El desplazamiento o la retirada accidental de la sonda, así como su obstrucción se presentaron con frecuencia. El historial de accidente cerebrovascular, el puntaje superior en la escala de coma de Glasgow y la mayor edad son riesgos para el desplazamiento, mientras que la obstrucción es más frecuente en los pacientes con sonda ya al ingreso y en quienes reciben opioides en comprimidos vía sonda.

Palabras clave: Nutrición enteral; Intubación gastrointestinal; Seguridad del paciente; Efectos adversos

INTRODUCTION

Among nasoenteral tube (NET)-related complications, mechanical complications are most feared by healthcare teams because of the potential harm they may cause. Nevertheless, most studies on the subject have stuck to case reports (¹-²) or retrospective study designs (medical record reviewing) (³-⁴), or have included a reduced number of observations (⁵). Absence of robust studies precludes, for instance, estimating the actual incidence and risk factors for these complications, also known as adverse effects.

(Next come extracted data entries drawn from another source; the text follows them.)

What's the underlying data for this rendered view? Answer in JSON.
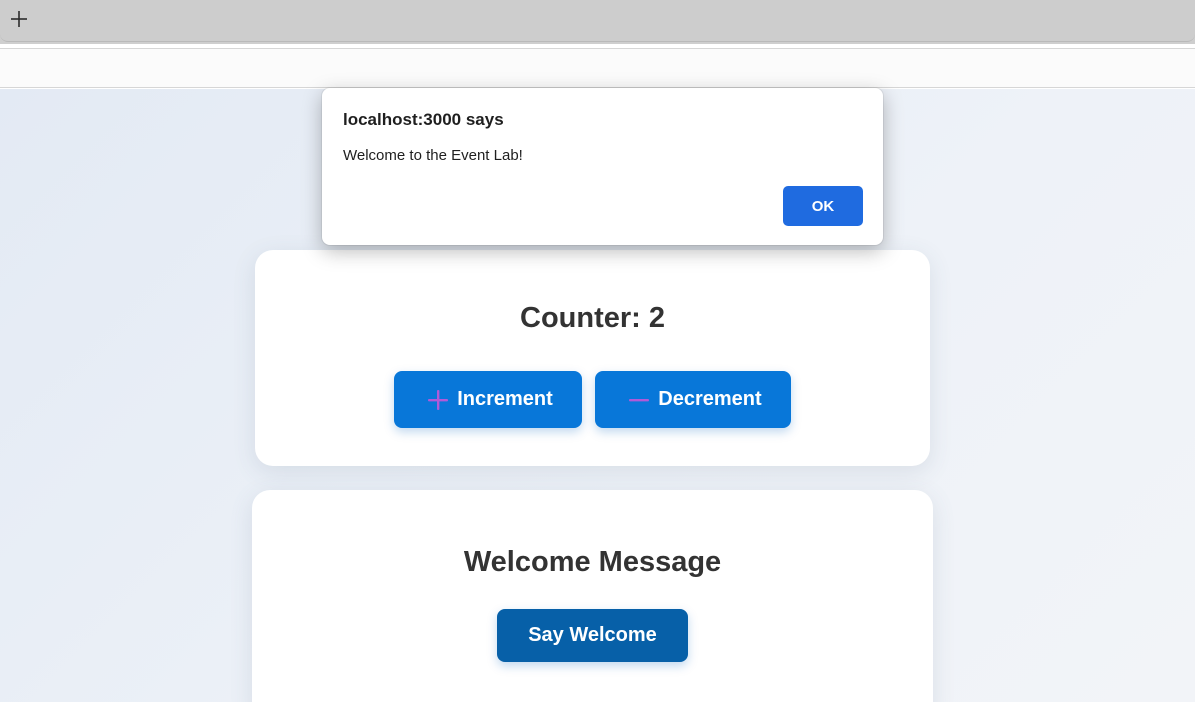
{
  "browser": {
    "new_tab_icon": "plus-icon"
  },
  "dialog": {
    "title": "localhost:3000 says",
    "message": "Welcome to the Event Lab!",
    "ok_label": "OK"
  },
  "counter_card": {
    "title": "Counter: 2",
    "increment_label": "Increment",
    "decrement_label": "Decrement",
    "increment_icon": "plus-emoji-icon",
    "decrement_icon": "minus-emoji-icon",
    "accent": "#0877d9",
    "emoji_color": "#a855f7"
  },
  "welcome_card": {
    "title": "Welcome Message",
    "button_label": "Say Welcome",
    "button_color": "#0760a8"
  }
}
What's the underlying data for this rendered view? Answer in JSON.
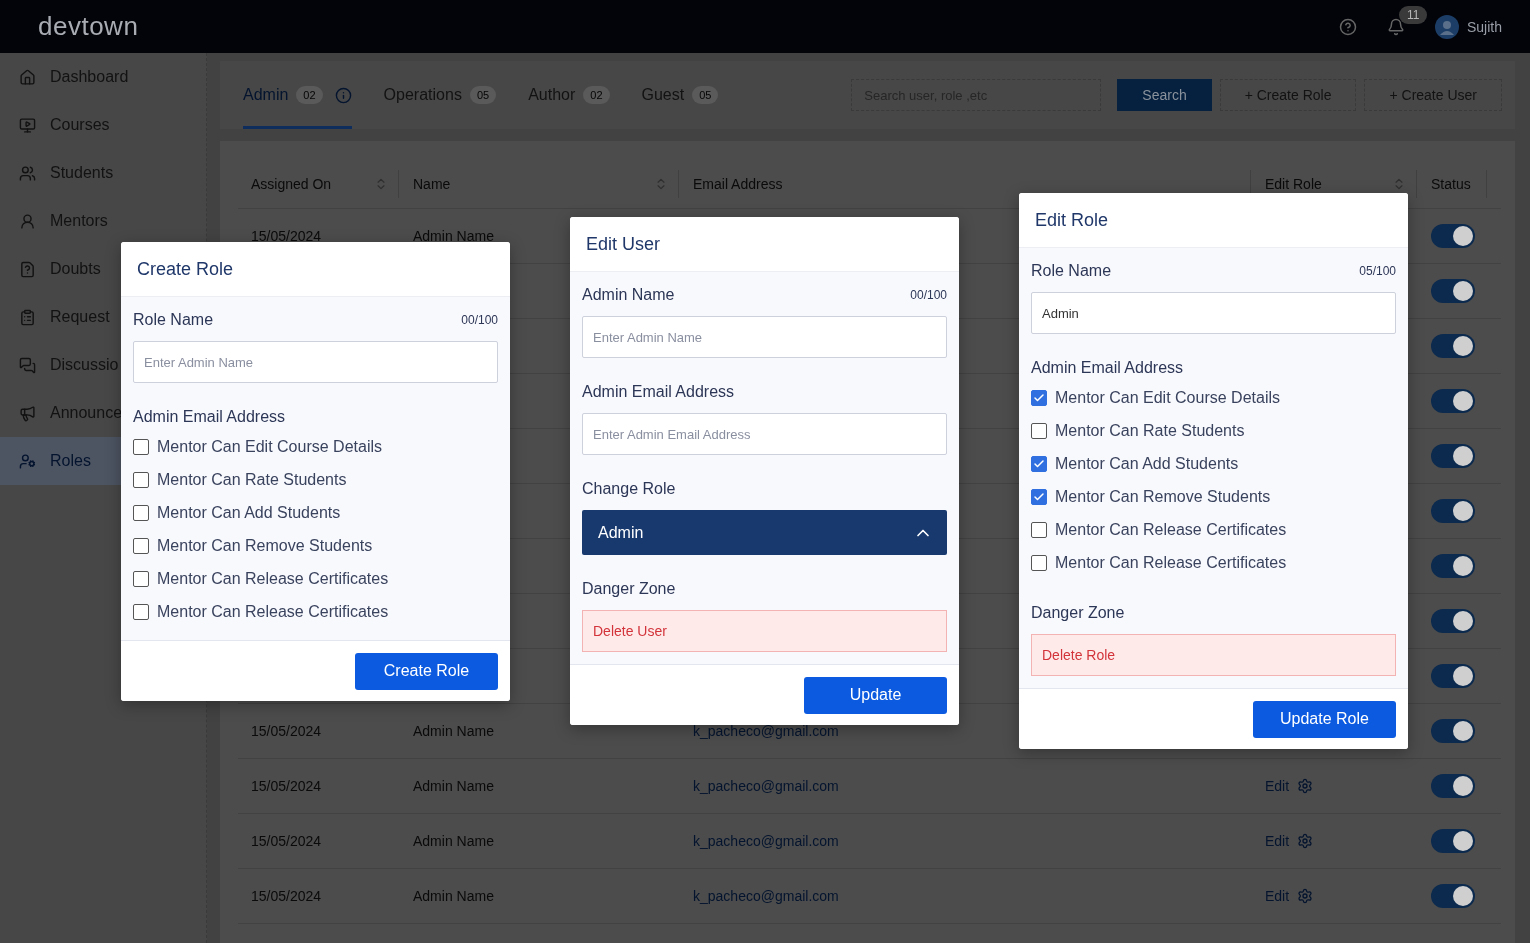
{
  "header": {
    "logo": "devtown",
    "notification_count": "11",
    "user_name": "Sujith"
  },
  "sidebar": {
    "items": [
      {
        "kind": "dashboard",
        "label": "Dashboard",
        "selected": false
      },
      {
        "kind": "courses",
        "label": "Courses",
        "selected": false
      },
      {
        "kind": "students",
        "label": "Students",
        "selected": false
      },
      {
        "kind": "mentors",
        "label": "Mentors",
        "selected": false
      },
      {
        "kind": "doubts",
        "label": "Doubts",
        "selected": false
      },
      {
        "kind": "request",
        "label": "Request",
        "selected": false
      },
      {
        "kind": "discussion",
        "label": "Discussio",
        "selected": false
      },
      {
        "kind": "announce",
        "label": "Announce",
        "selected": false
      },
      {
        "kind": "roles",
        "label": "Roles",
        "selected": true
      }
    ]
  },
  "tabs": [
    {
      "label": "Admin",
      "count": "02",
      "selected": true,
      "info": true
    },
    {
      "label": "Operations",
      "count": "05",
      "selected": false,
      "info": false
    },
    {
      "label": "Author",
      "count": "02",
      "selected": false,
      "info": false
    },
    {
      "label": "Guest",
      "count": "05",
      "selected": false,
      "info": false
    }
  ],
  "search": {
    "placeholder": "Search user, role ,etc"
  },
  "toolbar_buttons": [
    {
      "kind": "primary",
      "label": "Search"
    },
    {
      "kind": "outline",
      "label": "+ Create Role"
    },
    {
      "kind": "outline",
      "label": "+ Create User"
    }
  ],
  "table": {
    "columns": [
      {
        "label": "Assigned On",
        "sortable": true
      },
      {
        "label": "Name",
        "sortable": true
      },
      {
        "label": "Email Address",
        "sortable": false
      },
      {
        "label": "Edit Role",
        "sortable": true
      },
      {
        "label": "Status",
        "sortable": false
      }
    ],
    "rows": [
      {
        "date": "15/05/2024",
        "name": "Admin Name",
        "status_on": true
      },
      {
        "status_on": true
      },
      {
        "status_on": true
      },
      {
        "status_on": true
      },
      {
        "status_on": true
      },
      {
        "status_on": true
      },
      {
        "status_on": true
      },
      {
        "status_on": true
      },
      {
        "status_on": true
      },
      {
        "date": "15/05/2024",
        "name": "Admin Name",
        "email": "k_pacheco@gmail.com",
        "status_on": true
      },
      {
        "date": "15/05/2024",
        "name": "Admin Name",
        "email": "k_pacheco@gmail.com",
        "edit": "Edit",
        "status_on": true
      },
      {
        "date": "15/05/2024",
        "name": "Admin Name",
        "email": "k_pacheco@gmail.com",
        "edit": "Edit",
        "status_on": true
      },
      {
        "date": "15/05/2024",
        "name": "Admin Name",
        "email": "k_pacheco@gmail.com",
        "edit": "Edit",
        "status_on": true
      }
    ]
  },
  "dialogs": [
    {
      "title": "Create Role",
      "submit": "Create Role",
      "sections": [
        {
          "kind": "text_field",
          "label": "Role Name",
          "counter": "00/100",
          "placeholder": "Enter Admin Name"
        },
        {
          "kind": "checklist",
          "label": "Admin Email Address",
          "options": [
            {
              "label": "Mentor Can Edit Course Details",
              "checked": false
            },
            {
              "label": "Mentor Can Rate Students",
              "checked": false
            },
            {
              "label": "Mentor Can Add Students",
              "checked": false
            },
            {
              "label": "Mentor Can Remove Students",
              "checked": false
            },
            {
              "label": "Mentor Can Release Certificates",
              "checked": false
            },
            {
              "label": "Mentor Can Release Certificates",
              "checked": false
            }
          ]
        }
      ]
    },
    {
      "title": "Edit User",
      "submit": "Update",
      "sections": [
        {
          "kind": "text_field",
          "label": "Admin Name",
          "counter": "00/100",
          "placeholder": "Enter Admin Name"
        },
        {
          "kind": "text_field",
          "label": "Admin Email Address",
          "placeholder": "Enter Admin Email Address"
        },
        {
          "kind": "select",
          "label": "Change Role",
          "value": "Admin",
          "expanded": true
        },
        {
          "kind": "danger",
          "label": "Danger Zone",
          "action": "Delete User"
        }
      ]
    },
    {
      "title": "Edit Role",
      "submit": "Update Role",
      "sections": [
        {
          "kind": "text_field",
          "label": "Role Name",
          "counter": "05/100",
          "value": "Admin"
        },
        {
          "kind": "checklist",
          "label": "Admin Email Address",
          "options": [
            {
              "label": "Mentor Can Edit Course Details",
              "checked": true
            },
            {
              "label": "Mentor Can Rate Students",
              "checked": false
            },
            {
              "label": "Mentor Can Add Students",
              "checked": true
            },
            {
              "label": "Mentor Can Remove Students",
              "checked": true
            },
            {
              "label": "Mentor Can Release Certificates",
              "checked": false
            },
            {
              "label": "Mentor Can Release Certificates",
              "checked": false
            }
          ]
        },
        {
          "kind": "danger",
          "label": "Danger Zone",
          "action": "Delete Role"
        }
      ]
    }
  ]
}
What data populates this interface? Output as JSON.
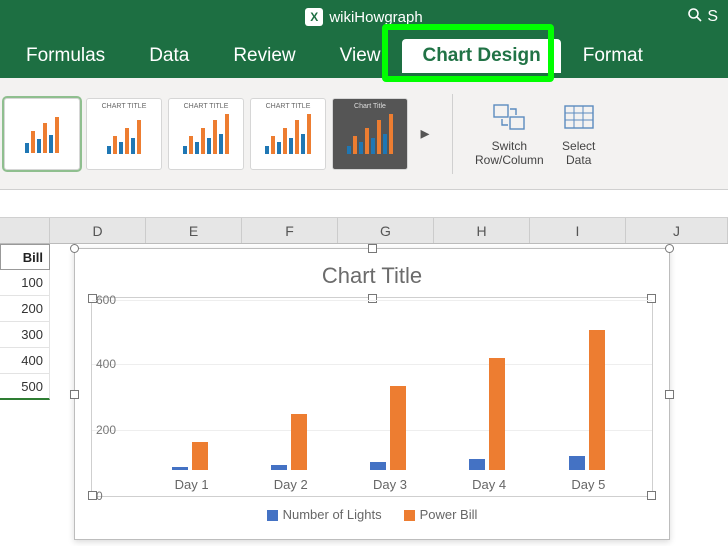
{
  "titlebar": {
    "doc_name": "wikiHowgraph",
    "search_placeholder": "S"
  },
  "tabs": {
    "formulas": "Formulas",
    "data": "Data",
    "review": "Review",
    "view": "View",
    "chart_design": "Chart Design",
    "format": "Format"
  },
  "ribbon": {
    "style_label": "CHART TITLE",
    "style4_label": "Chart Title",
    "switch": "Switch\nRow/Column",
    "select": "Select\nData"
  },
  "columns": {
    "d": "D",
    "e": "E",
    "f": "F",
    "g": "G",
    "h": "H",
    "i": "I",
    "j": "J"
  },
  "cells": {
    "b_header": "Bill",
    "b1": "100",
    "b2": "200",
    "b3": "300",
    "b4": "400",
    "b5": "500"
  },
  "chart": {
    "title": "Chart Title",
    "legend1": "Number of Lights",
    "legend2": "Power Bill",
    "x": {
      "d1": "Day 1",
      "d2": "Day 2",
      "d3": "Day 3",
      "d4": "Day 4",
      "d5": "Day 5"
    },
    "y": {
      "t0": "0",
      "t200": "200",
      "t400": "400",
      "t600": "600"
    }
  },
  "chart_data": {
    "type": "bar",
    "title": "Chart Title",
    "categories": [
      "Day 1",
      "Day 2",
      "Day 3",
      "Day 4",
      "Day 5"
    ],
    "series": [
      {
        "name": "Number of Lights",
        "values": [
          10,
          20,
          30,
          40,
          50
        ],
        "color": "#4472c4"
      },
      {
        "name": "Power Bill",
        "values": [
          100,
          200,
          300,
          400,
          500
        ],
        "color": "#ed7d31"
      }
    ],
    "xlabel": "",
    "ylabel": "",
    "ylim": [
      0,
      600
    ],
    "yticks": [
      0,
      200,
      400,
      600
    ],
    "legend_position": "bottom"
  }
}
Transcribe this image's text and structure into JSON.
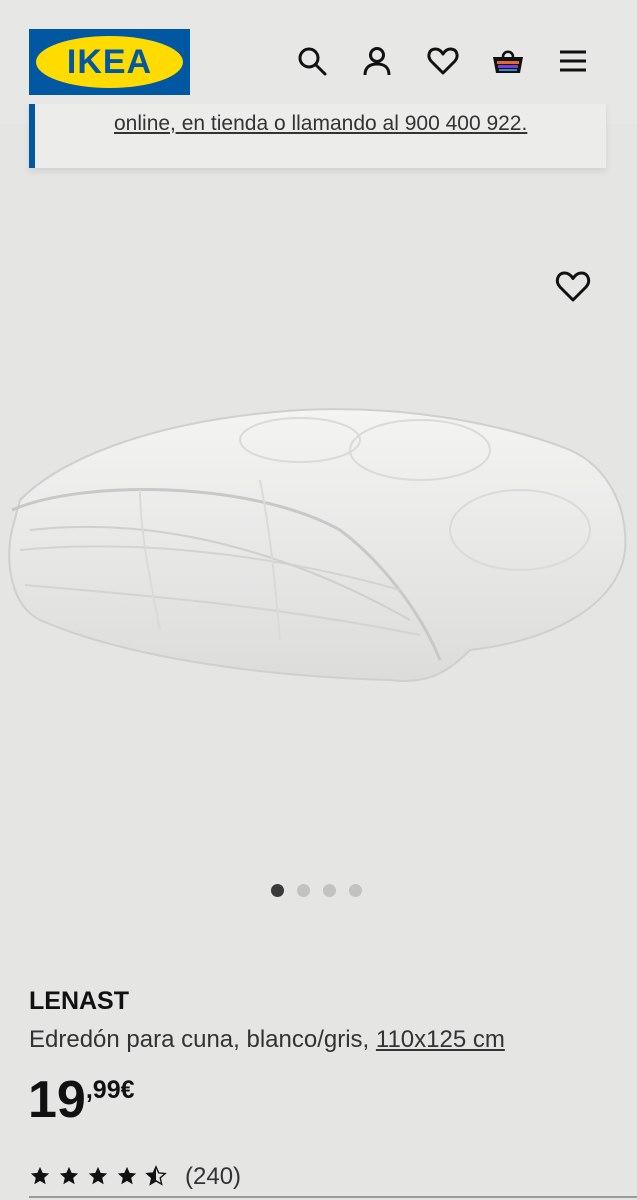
{
  "header": {
    "logo_text": "IKEA",
    "logo_reg": "®",
    "icons": [
      "search-icon",
      "account-icon",
      "heart-icon",
      "cart-icon",
      "menu-icon"
    ]
  },
  "banner": {
    "text": "online, en tienda o llamando al 900 400 922."
  },
  "gallery": {
    "image_count": 4,
    "active_index": 0
  },
  "product": {
    "name": "LENAST",
    "description": "Edredón para cuna, blanco/gris,",
    "size": "110x125 cm",
    "price_integer": "19",
    "price_decimal": ",99€",
    "rating_value": 4.5,
    "rating_max": 5,
    "rating_count": "(240)"
  },
  "colors": {
    "ikea_blue": "#0058a3",
    "ikea_yellow": "#ffdb00"
  }
}
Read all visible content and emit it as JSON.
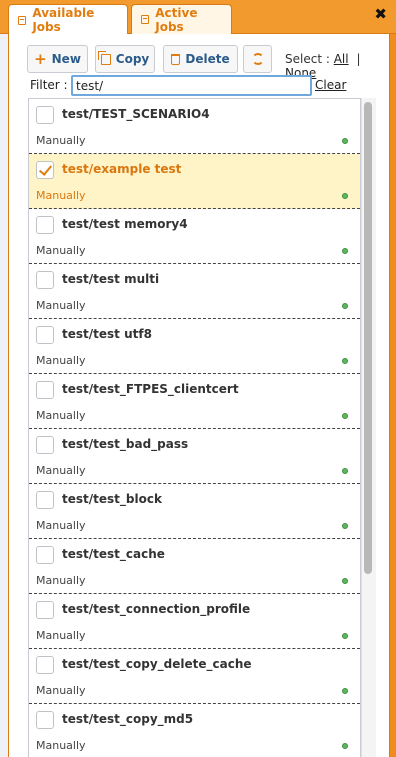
{
  "tabs": [
    {
      "label": "Available Jobs",
      "active": true
    },
    {
      "label": "Active Jobs",
      "active": false
    }
  ],
  "close_icon": "✖",
  "toolbar": {
    "new_label": "New",
    "copy_label": "Copy",
    "delete_label": "Delete",
    "refresh_icon": "refresh-icon"
  },
  "select": {
    "label": "Select :",
    "all": "All",
    "separator": "|",
    "none": "None"
  },
  "filter": {
    "label": "Filter :",
    "value": "test/",
    "clear": "Clear"
  },
  "colors": {
    "accent": "#f29a2e",
    "selected_row": "#fff4c8",
    "status_dot": "#5cb85c"
  },
  "jobs": [
    {
      "name": "test/TEST_SCENARIO4",
      "schedule": "Manually",
      "checked": false
    },
    {
      "name": "test/example test",
      "schedule": "Manually",
      "checked": true
    },
    {
      "name": "test/test memory4",
      "schedule": "Manually",
      "checked": false
    },
    {
      "name": "test/test multi",
      "schedule": "Manually",
      "checked": false
    },
    {
      "name": "test/test utf8",
      "schedule": "Manually",
      "checked": false
    },
    {
      "name": "test/test_FTPES_clientcert",
      "schedule": "Manually",
      "checked": false
    },
    {
      "name": "test/test_bad_pass",
      "schedule": "Manually",
      "checked": false
    },
    {
      "name": "test/test_block",
      "schedule": "Manually",
      "checked": false
    },
    {
      "name": "test/test_cache",
      "schedule": "Manually",
      "checked": false
    },
    {
      "name": "test/test_connection_profile",
      "schedule": "Manually",
      "checked": false
    },
    {
      "name": "test/test_copy_delete_cache",
      "schedule": "Manually",
      "checked": false
    },
    {
      "name": "test/test_copy_md5",
      "schedule": "Manually",
      "checked": false
    }
  ]
}
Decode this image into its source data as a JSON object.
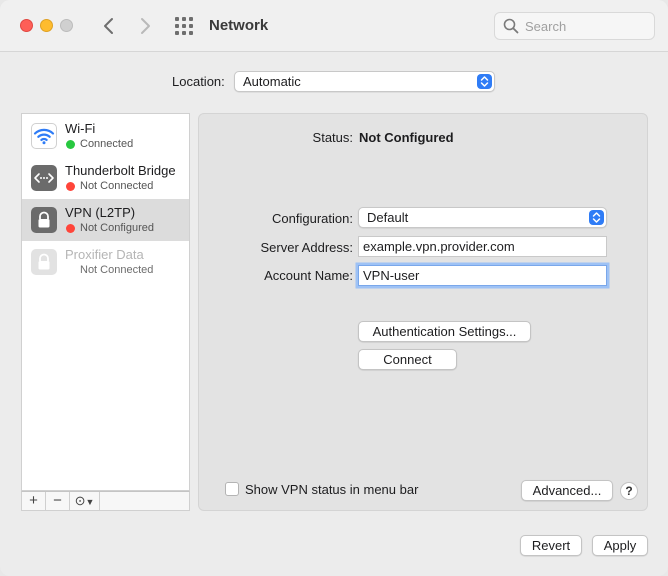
{
  "window": {
    "title": "Network"
  },
  "search": {
    "placeholder": "Search"
  },
  "location": {
    "label": "Location:",
    "value": "Automatic"
  },
  "services": [
    {
      "name": "Wi-Fi",
      "status": "Connected",
      "status_color": "#28c840",
      "icon": "wifi-icon"
    },
    {
      "name": "Thunderbolt Bridge",
      "status": "Not Connected",
      "status_color": "#ff453a",
      "icon": "thunderbolt-bridge-icon"
    },
    {
      "name": "VPN (L2TP)",
      "status": "Not Configured",
      "status_color": "#ff453a",
      "icon": "lock-icon",
      "selected": true
    },
    {
      "name": "Proxifier Data",
      "status": "Not Connected",
      "icon": "lock-icon",
      "disabled": true
    }
  ],
  "sidebar_controls": {
    "add": "+",
    "remove": "−",
    "action": "⊙"
  },
  "detail": {
    "status_label": "Status:",
    "status_value": "Not Configured",
    "configuration_label": "Configuration:",
    "configuration_value": "Default",
    "server_label": "Server Address:",
    "server_value": "example.vpn.provider.com",
    "account_label": "Account Name:",
    "account_value": "VPN-user",
    "auth_button": "Authentication Settings...",
    "connect_button": "Connect",
    "show_status_label": "Show VPN status in menu bar",
    "show_status_checked": false,
    "advanced_button": "Advanced...",
    "help_button": "?"
  },
  "footer": {
    "revert": "Revert",
    "apply": "Apply"
  }
}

Literature reviews have shown considerable variability in the incidence of NET-related mechanical complications (⁶-⁸). Accidental traction or removal of the NET is the most frequent one, with a reported incidence of 15.3 % (⁹), 43.5 % (⁵), and 55.7 % (¹⁰) in patients who received care in emergency services, nursing wards, and intensive care units, respectively. Obstruction rates have ranged from 9 % to 35 % in the literature (⁶). Inadequate positioning of the distal end of the NET has ranged from 0.3 % to 16 %, with insertion into the trachea, lung, or pleura being most commonly described (⁷). Injuries to the nasal mucosa or epistaxis have ranged from 1.8 % to 5 % after tube insertion (⁶,⁸), whereas the diet aspiration rate resulting from inadequate positioning of the NET was 0.6 % in patients admitted to emergency services (⁹) and 15 % in elderly people (¹¹). None of the aforementioned studies assessed risk factors for NET-related mechanical complications.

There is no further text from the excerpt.